I met up with my best friend, Xiao Mint today at Sunway Pyramid. 

I took the train, and at a particular moment I felt so overwhelmed with touching emotions when I placed my eyesight on the greenery scenes that passed by so quickly in front of my eyes. 

All of that sudden, I can feel that the world is really beautiful, when you embrace yourself with the nature. 

I am glad that, Xiao Mint and I still chat a lot like how we'd last two years. 

I guess our friendship and our communication have shown that, distance is not always a problem to maintain a relationship. 

I feel grateful about it. 






On top of these happiness, I still miss Him.



I. Miss.

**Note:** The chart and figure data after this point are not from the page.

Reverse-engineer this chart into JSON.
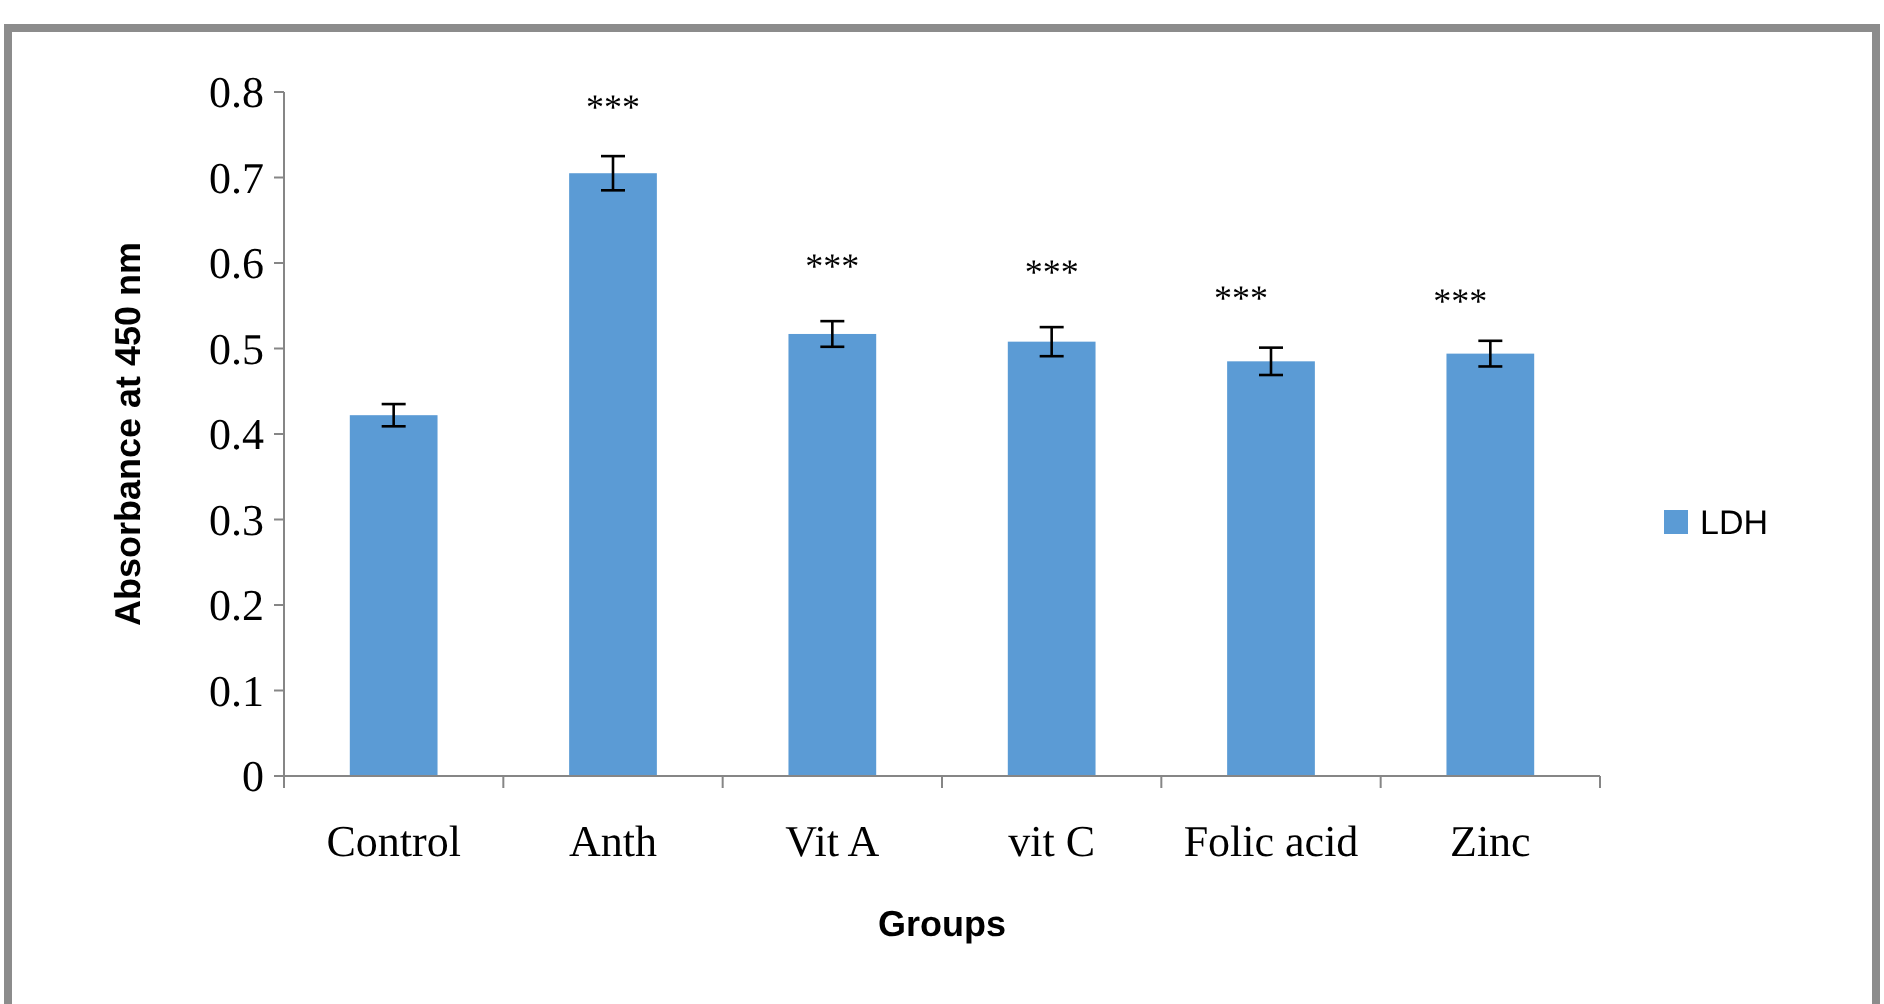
{
  "chart_data": {
    "type": "bar",
    "xlabel": "Groups",
    "ylabel": "Absorbance at 450 nm",
    "categories": [
      "Control",
      "Anth",
      "Vit A",
      "vit C",
      "Folic acid",
      "Zinc"
    ],
    "series": [
      {
        "name": "LDH",
        "color": "#5b9bd5",
        "values": [
          0.422,
          0.705,
          0.517,
          0.508,
          0.485,
          0.494
        ],
        "errors": [
          0.013,
          0.02,
          0.015,
          0.017,
          0.016,
          0.015
        ]
      }
    ],
    "ylim": [
      0,
      0.8
    ],
    "yticks": [
      {
        "value": 0,
        "label": "0"
      },
      0.1,
      0.2,
      0.3,
      0.4,
      0.5,
      0.6,
      0.7,
      0.8
    ],
    "legend": "right",
    "grid": false,
    "annotations": [
      "***",
      "***",
      "***",
      "***",
      "***"
    ]
  }
}
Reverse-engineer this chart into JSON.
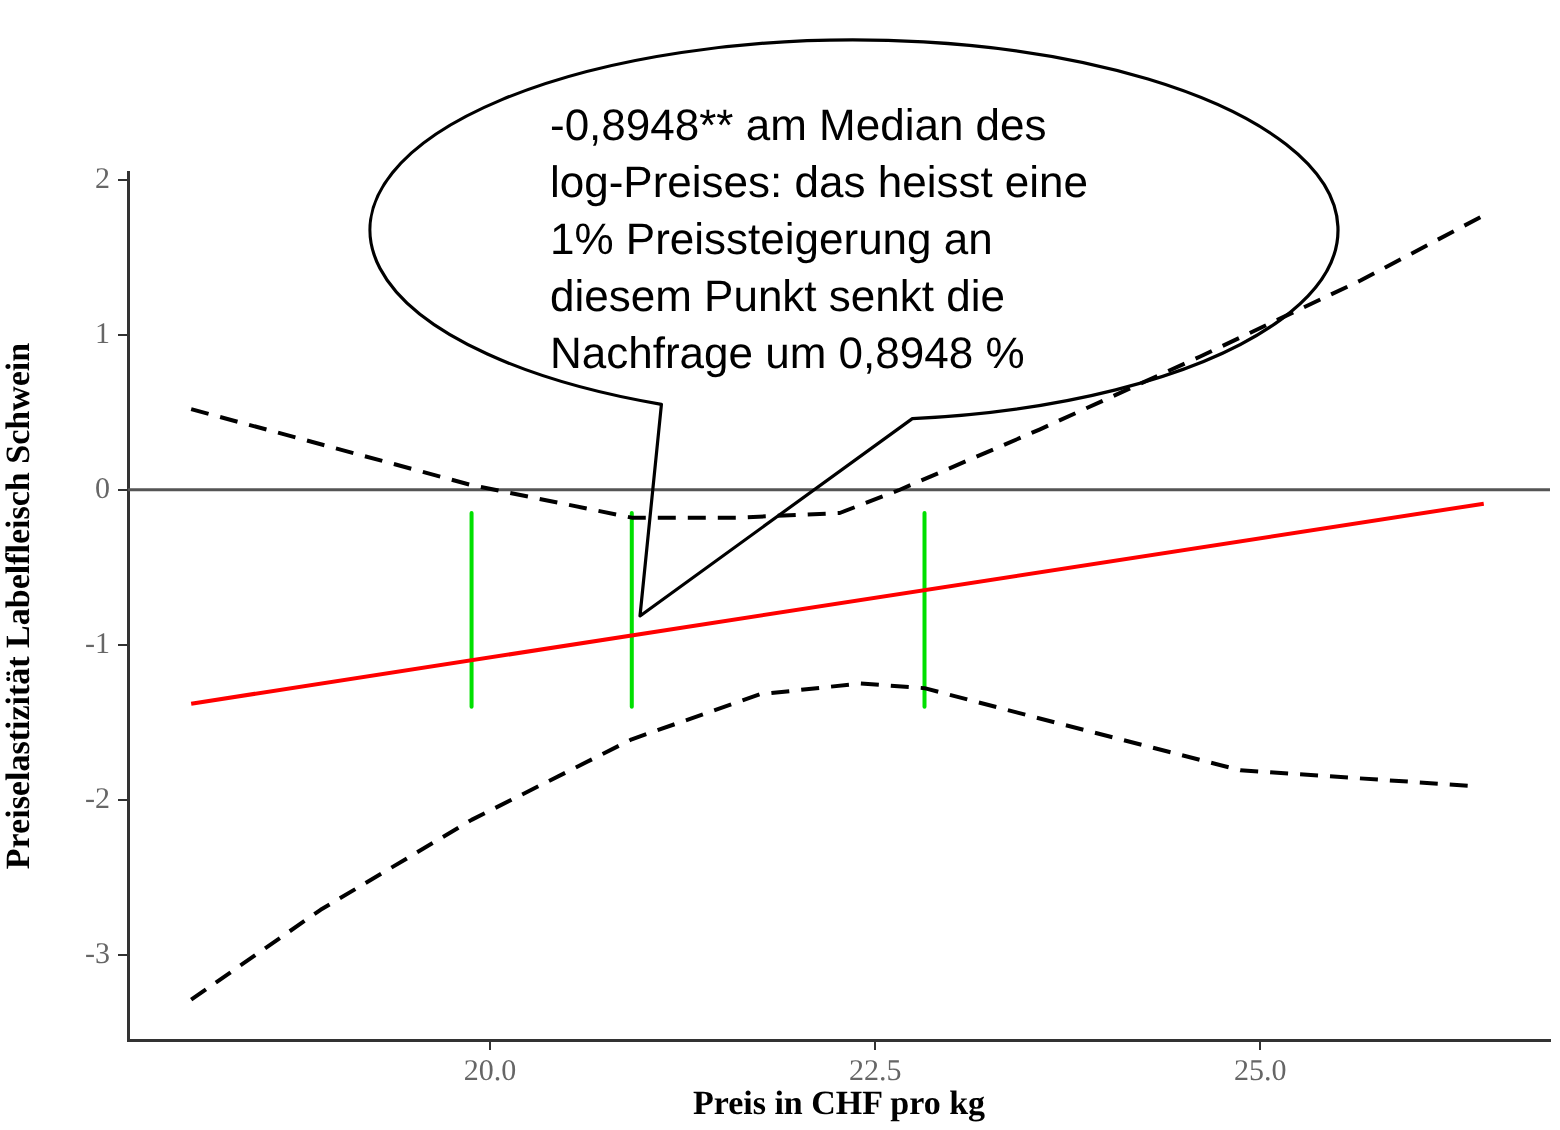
{
  "chart_data": {
    "type": "line",
    "xlabel": "Preis in CHF pro kg",
    "ylabel": "Preiselastizität Labelfleisch Schwein",
    "xlim": [
      17.65,
      26.88
    ],
    "xticks": [
      {
        "value": 20,
        "label": "20.0"
      },
      {
        "value": 22.5,
        "label": "22.5"
      },
      {
        "value": 25,
        "label": "25.0"
      }
    ],
    "ylim": [
      -3.55,
      2.05
    ],
    "yticks": [
      -3,
      -2,
      -1,
      0,
      1,
      2
    ],
    "grid": false,
    "legend": false,
    "marker": "none",
    "series": [
      {
        "type": "line",
        "color": "#ff0000",
        "line_style": "solid",
        "x": [
          18.06,
          26.45
        ],
        "values": [
          -1.38,
          -0.09
        ]
      },
      {
        "type": "line",
        "color": "#000000",
        "line_style": "dashed",
        "x": [
          18.06,
          19.88,
          20.92,
          21.6,
          22.27,
          22.66,
          23.57,
          24.61,
          25.65,
          26.45
        ],
        "values": [
          0.52,
          0.03,
          -0.18,
          -0.18,
          -0.15,
          0,
          0.39,
          0.86,
          1.35,
          1.77
        ]
      },
      {
        "type": "line",
        "color": "#000000",
        "line_style": "dashed",
        "x": [
          18.06,
          18.9,
          19.88,
          20.92,
          21.75,
          22.4,
          22.82,
          23.7,
          24.87,
          26.36
        ],
        "values": [
          -3.29,
          -2.71,
          -2.13,
          -1.61,
          -1.32,
          -1.25,
          -1.28,
          -1.51,
          -1.81,
          -1.91
        ]
      },
      {
        "type": "line",
        "color": "#00e000",
        "line_style": "solid",
        "x": [
          19.88,
          19.88
        ],
        "values": [
          -0.15,
          -1.4
        ]
      },
      {
        "type": "line",
        "color": "#00e000",
        "line_style": "solid",
        "x": [
          20.92,
          20.92
        ],
        "values": [
          -0.15,
          -1.4
        ]
      },
      {
        "type": "line",
        "color": "#00e000",
        "line_style": "solid",
        "x": [
          22.82,
          22.82
        ],
        "values": [
          -0.15,
          -1.4
        ]
      }
    ],
    "ref_lines": [
      {
        "axis": "y",
        "value": 0,
        "color": "#555555"
      }
    ],
    "annotations": [
      "-0,8948** am Median des log-Preises: das heisst eine 1% Preissteigerung an diesem Punkt senkt die Nachfrage um 0,8948 %"
    ]
  }
}
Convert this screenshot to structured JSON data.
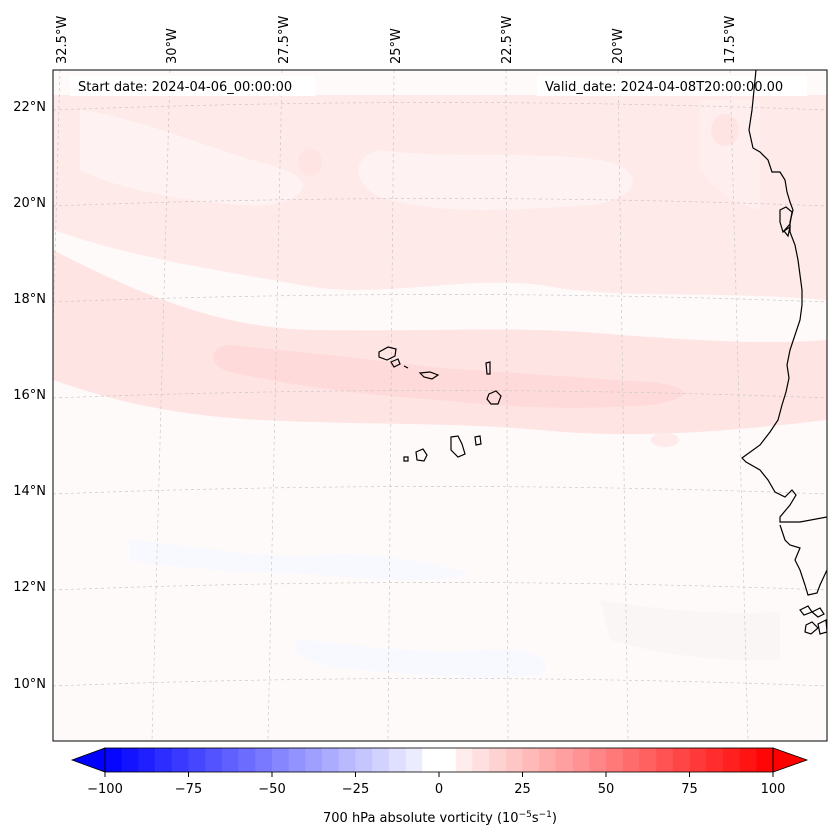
{
  "map": {
    "start_date_text": "Start date: 2024-04-06_00:00:00",
    "valid_date_text": "Valid_date: 2024-04-08T20:00:00.00",
    "lon_labels": [
      "32.5°W",
      "30°W",
      "27.5°W",
      "25°W",
      "22.5°W",
      "20°W",
      "17.5°W"
    ],
    "lat_labels": [
      "22°N",
      "20°N",
      "18°N",
      "16°N",
      "14°N",
      "12°N",
      "10°N"
    ],
    "features": [
      "Cape Verde islands",
      "West African coastline"
    ]
  },
  "colorbar": {
    "title_prefix": "700 hPa absolute vorticity (10",
    "title_exp1": "−5",
    "title_mid": "s",
    "title_exp2": "−1",
    "title_suffix": ")",
    "ticks": [
      "−100",
      "−75",
      "−50",
      "−25",
      "0",
      "25",
      "50",
      "75",
      "100"
    ],
    "min": -100,
    "max": 100,
    "negative_color": "#0000ff",
    "positive_color": "#ff0000"
  },
  "colors": {
    "land_outline": "#000000",
    "grid": "#c8c8c8"
  }
}
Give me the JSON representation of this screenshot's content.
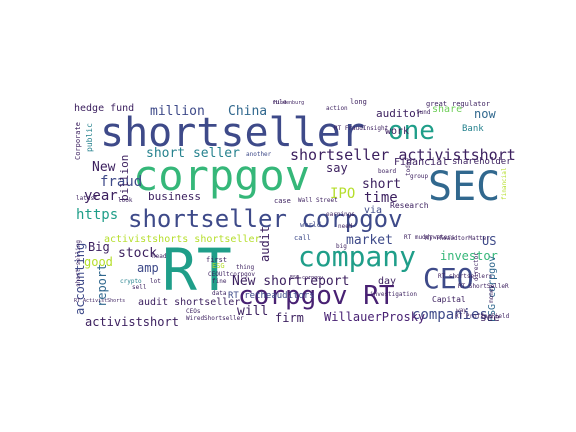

You.

And it's true.


I sincerely hope that He would have a great day, even though a working day might be hectic and pressure for him.

In the evening, I am worried about Him driving back to Klang due to the rainy day.

I have waited 45 minutes for the bus, and I was alone.

It was a rainy evening.

Thank God I didn't get too wet, but as I stood there, I thought a lot.

I was imagining, if He is beside me, I would lean on Him for a rest, without complaining that the bus was not arriving at all.

I just need a hug, need someone to rely on when I need it.


"The overwhelming feeling sometimes would make me tear."

And that someone must be the one whom I loved.

My feelings for Him are more than admiration, just because of His bright smile.


"Your bright smile have enlightened my everyday."

I'll have to admit that, I would not want to turn my feelings for him from Loving to Possessing.

This is an important lesson which I have learned in the past.

I don't want to care so much about what would happen in the end, I just want Him to feel the warmth of being concerned by someone, who is not even part of his family, or his close friends.

I guess, this could be a great timing, whereby I have fell for Him.

Nobody likes to talk about their own past, especially those which were hurtful.

But I am thankful that I had been through all those obstacles, and I had learnt to be more forgiving and loving now.

If He would have knew about my affection, I would like to tell Him that, I am willing to understand about you more, and accept all of you with an open heart.


"I'll brave myself to forgo all the pain that I have been through."

I believe that this would make our world even beautiful.

So, why don't we give it a try if there is an opportunity to grow the love?


"Together we could start anew and hold on tight to move on."